Através do nó, podemos pensar amplamente em
efeitos subjetivos, oriundos tanto dos
significantes quanto do objeto e, desta forma,
propor operações sobre o gozo (cortes, recortes,
suturas).
21. Ou seja,
uma clínica que vai do „algo
a reparar‟ (Lacan nos anos 50) a
„algo a inventar‟ (Lacan nos anos 70)
22. Um paciente obsessivo e sua (des)coleção
Um senhor, prestes a completar seus sessenta anos de idade, me
procurou interessado na psicanálise, uma vez que começou a sentir a
vida enfadonha e destituída de atrativos.
Ele tem quatro filhos, todos já adultos e, com a exceção da filha caçula
que ainda está na casa dos pais, já tendo seus afazeres e rotinas bem
autônomos. O paciente, atuante em dois empregos (com funções bem
distintas) encontra-se exasperado, sendo que há anos não mais almoça,
uma vez que sai de uma jornada de trabalho pela manhã e se insere na
outra, ocupando-se do início da tarde até o seu final.
Poucos amigos, diz sentir no corpo e na vida um grande peso que,
segundo ele, vem de sua linhagem. Ele me explica esta situação,
dizendo que seu sobrenome indica pessoas que são oriundas de uma
mesma cidade e que são notórias por serem um “povo agressivo,
violento, com algumas mortes já contabilizadas”.
23. Ele fala pouco de sua relação com a esposa (hoje, uma mulher aposentada
que fica boa parte do tempo em casa), mas diz ter uma relação saudável,
desde que ele seja respeitado: gosta, em alguns momentos, de se isolar, de
ficar quieto cuidando de suas coisas, de “ter o seu tempo”.
Dentre estas coisas, diz ter na sua casa um cômodo que se apresenta, de
certo modo, como seu domínio privado. Neste local (que vai funcionar
como um perímetro de gozo), ele coleciona uma série de objetos que são
descartados pelos seus familiares (tios, primos, avós) e que, durante
décadas, são coletados por este homem. Objetos que trazem um misto de
prazer, de coisas que comportam um atmosfera amistosa de seus tempos
de infância e adolescência mas que, por outro lado, são também épocas de
desvalor, de sofrimento e de extirpação. Ali, ele tem seringas antigas,
discos de vinil, papeis, fotos, objetos de decoração, medalhas, ampulhetas,
relógios, etc. Enfim, percebe-se um corpo que demarca, sob várias formas,
ferrugens, mofos e, sobretudo, o seu nome de família.

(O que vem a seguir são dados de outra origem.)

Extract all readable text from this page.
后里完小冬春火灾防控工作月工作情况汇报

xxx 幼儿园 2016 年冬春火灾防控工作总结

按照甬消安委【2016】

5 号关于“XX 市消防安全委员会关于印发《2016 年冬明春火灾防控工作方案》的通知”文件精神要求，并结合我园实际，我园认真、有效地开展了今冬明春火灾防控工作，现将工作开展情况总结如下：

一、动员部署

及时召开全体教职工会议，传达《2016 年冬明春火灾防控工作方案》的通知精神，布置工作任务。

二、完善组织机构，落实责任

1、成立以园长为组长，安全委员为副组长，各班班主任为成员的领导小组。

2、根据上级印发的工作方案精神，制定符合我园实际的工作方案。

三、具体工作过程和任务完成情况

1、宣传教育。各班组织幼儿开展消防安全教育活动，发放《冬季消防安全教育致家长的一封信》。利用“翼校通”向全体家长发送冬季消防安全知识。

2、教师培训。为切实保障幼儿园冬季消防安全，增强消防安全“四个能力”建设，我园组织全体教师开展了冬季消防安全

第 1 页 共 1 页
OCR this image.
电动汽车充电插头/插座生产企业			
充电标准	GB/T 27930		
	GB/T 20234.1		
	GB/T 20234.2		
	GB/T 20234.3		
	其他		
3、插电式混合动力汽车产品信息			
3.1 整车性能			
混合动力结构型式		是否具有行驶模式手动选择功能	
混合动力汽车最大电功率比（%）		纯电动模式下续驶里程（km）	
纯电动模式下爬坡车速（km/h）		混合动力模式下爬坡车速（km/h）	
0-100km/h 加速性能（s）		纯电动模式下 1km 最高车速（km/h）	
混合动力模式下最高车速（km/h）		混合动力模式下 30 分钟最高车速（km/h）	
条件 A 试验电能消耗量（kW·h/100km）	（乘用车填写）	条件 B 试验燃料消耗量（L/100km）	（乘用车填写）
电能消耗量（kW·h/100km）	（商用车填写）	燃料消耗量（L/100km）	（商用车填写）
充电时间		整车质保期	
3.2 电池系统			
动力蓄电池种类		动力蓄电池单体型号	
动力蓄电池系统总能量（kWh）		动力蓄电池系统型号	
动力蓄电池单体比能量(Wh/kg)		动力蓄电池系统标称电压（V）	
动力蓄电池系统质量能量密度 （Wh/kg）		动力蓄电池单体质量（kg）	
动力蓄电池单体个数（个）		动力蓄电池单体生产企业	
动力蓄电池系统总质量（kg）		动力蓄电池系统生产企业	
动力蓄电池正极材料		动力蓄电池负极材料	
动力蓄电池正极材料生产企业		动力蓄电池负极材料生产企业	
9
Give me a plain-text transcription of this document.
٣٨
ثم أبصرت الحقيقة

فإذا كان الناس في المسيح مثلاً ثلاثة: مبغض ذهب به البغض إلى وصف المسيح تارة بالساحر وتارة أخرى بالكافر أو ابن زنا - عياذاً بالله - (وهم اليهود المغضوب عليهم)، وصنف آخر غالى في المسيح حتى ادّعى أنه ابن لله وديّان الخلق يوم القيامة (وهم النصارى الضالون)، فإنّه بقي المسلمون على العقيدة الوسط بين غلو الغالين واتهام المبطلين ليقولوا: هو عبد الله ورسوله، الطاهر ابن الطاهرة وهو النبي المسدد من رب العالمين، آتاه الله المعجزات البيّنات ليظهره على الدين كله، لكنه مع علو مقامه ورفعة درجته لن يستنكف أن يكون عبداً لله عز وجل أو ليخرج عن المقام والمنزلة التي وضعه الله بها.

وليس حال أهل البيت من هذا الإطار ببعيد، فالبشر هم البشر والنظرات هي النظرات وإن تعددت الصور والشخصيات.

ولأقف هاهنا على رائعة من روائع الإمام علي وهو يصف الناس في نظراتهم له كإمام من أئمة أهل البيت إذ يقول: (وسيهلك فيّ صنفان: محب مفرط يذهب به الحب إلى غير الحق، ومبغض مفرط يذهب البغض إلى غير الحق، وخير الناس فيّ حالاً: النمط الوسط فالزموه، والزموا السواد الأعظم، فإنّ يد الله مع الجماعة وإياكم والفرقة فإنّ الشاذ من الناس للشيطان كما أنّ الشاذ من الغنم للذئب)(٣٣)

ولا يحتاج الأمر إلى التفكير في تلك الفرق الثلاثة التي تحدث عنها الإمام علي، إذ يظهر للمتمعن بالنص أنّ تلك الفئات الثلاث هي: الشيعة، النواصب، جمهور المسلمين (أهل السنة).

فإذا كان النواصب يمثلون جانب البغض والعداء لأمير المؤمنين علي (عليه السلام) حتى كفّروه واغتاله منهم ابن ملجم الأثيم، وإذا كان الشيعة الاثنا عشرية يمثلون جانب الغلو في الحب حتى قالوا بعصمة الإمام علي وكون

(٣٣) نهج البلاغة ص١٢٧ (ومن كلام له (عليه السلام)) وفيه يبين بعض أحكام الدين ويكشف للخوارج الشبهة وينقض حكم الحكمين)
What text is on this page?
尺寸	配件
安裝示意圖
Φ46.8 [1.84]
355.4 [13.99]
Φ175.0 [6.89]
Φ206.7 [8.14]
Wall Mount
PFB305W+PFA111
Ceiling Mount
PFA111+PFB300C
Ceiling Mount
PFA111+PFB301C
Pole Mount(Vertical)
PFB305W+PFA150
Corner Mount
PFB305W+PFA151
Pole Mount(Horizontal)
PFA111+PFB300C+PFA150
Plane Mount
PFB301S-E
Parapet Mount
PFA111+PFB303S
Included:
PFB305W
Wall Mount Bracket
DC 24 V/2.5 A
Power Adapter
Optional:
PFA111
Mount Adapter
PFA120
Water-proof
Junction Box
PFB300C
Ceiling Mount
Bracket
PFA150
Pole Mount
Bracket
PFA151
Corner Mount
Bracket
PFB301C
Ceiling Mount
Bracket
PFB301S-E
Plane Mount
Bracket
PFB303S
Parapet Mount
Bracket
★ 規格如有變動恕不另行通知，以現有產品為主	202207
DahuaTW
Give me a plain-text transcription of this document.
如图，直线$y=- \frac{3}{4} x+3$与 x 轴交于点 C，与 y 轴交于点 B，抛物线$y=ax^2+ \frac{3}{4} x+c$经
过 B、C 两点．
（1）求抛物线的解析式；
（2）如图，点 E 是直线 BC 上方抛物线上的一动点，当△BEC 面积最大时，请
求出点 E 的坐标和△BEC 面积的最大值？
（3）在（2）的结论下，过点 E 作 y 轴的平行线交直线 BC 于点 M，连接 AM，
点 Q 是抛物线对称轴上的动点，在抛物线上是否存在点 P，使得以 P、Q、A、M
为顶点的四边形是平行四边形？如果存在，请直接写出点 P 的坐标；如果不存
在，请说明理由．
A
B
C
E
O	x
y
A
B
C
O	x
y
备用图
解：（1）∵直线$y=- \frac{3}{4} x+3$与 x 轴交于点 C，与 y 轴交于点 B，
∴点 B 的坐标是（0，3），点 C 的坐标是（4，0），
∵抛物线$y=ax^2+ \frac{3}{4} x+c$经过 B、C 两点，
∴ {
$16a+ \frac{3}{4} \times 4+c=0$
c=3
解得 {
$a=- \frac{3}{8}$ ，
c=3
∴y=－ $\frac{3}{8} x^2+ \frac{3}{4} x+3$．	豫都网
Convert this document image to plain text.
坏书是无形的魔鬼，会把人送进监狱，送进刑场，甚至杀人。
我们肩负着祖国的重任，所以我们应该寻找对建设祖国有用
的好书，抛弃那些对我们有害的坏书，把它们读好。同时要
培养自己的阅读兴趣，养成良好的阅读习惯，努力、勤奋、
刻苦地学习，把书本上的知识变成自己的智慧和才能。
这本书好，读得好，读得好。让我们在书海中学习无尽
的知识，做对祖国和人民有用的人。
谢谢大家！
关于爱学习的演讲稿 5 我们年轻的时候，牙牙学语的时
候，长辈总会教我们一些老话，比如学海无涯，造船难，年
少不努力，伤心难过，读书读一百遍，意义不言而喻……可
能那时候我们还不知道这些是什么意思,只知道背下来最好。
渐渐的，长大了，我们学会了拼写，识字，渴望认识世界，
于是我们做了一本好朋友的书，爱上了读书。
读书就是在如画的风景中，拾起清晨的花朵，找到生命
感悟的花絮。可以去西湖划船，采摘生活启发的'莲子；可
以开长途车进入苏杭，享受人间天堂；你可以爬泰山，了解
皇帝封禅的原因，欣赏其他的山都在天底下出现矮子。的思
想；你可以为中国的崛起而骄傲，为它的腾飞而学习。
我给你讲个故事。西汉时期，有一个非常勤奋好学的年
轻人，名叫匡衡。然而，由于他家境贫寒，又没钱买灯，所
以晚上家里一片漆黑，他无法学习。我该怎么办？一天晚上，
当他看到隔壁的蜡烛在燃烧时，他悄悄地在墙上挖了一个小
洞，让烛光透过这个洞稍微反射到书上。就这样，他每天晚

24. O paciente é um tanto quanto marginal a esta nomeação, pois ao mesmo
tempo que diz ter um “estopim curto” e ser “explosivo” (marcas
identificatórias que o atrelam à família) traz a história de ser filho
bastardo (ele e seu irmão) e de ter uma certidão de nascimento sem o
nome do pai, o que lhe causou muito constrangimento na vida escolar,
sempre que era requisitado a mostrá-la.
Após algumas intervenções que buscavam um tanto quanto localizar o
difuso mal-estar deste paciente nada teve um alcance tão expressivo
quanto o dia em que lhe solicitei que trouxesse suas quinquilharias à
análise. Ele se espanta e me pergunta se é uma metáfora ou não. Digo-
lhe que não.
A partir daí, em mais de uma sessão (mas sem fazer disto um exercício
repetitivo), iam sendo trazidos objetos, destroços, farrapos e máquinas
restauradas.
Pela alteração que isto promoveu em uma série de outras circunstâncias
de sua vida (ainda que haja ainda um conjunto de altos e baixos),
poderia ser perguntado se não temos um „algo a inventar‟ tal como nos
incita o Lacan que dialoga com a contemporaneidade.
25. Chegamos ao fim deste trajeto. Até breve!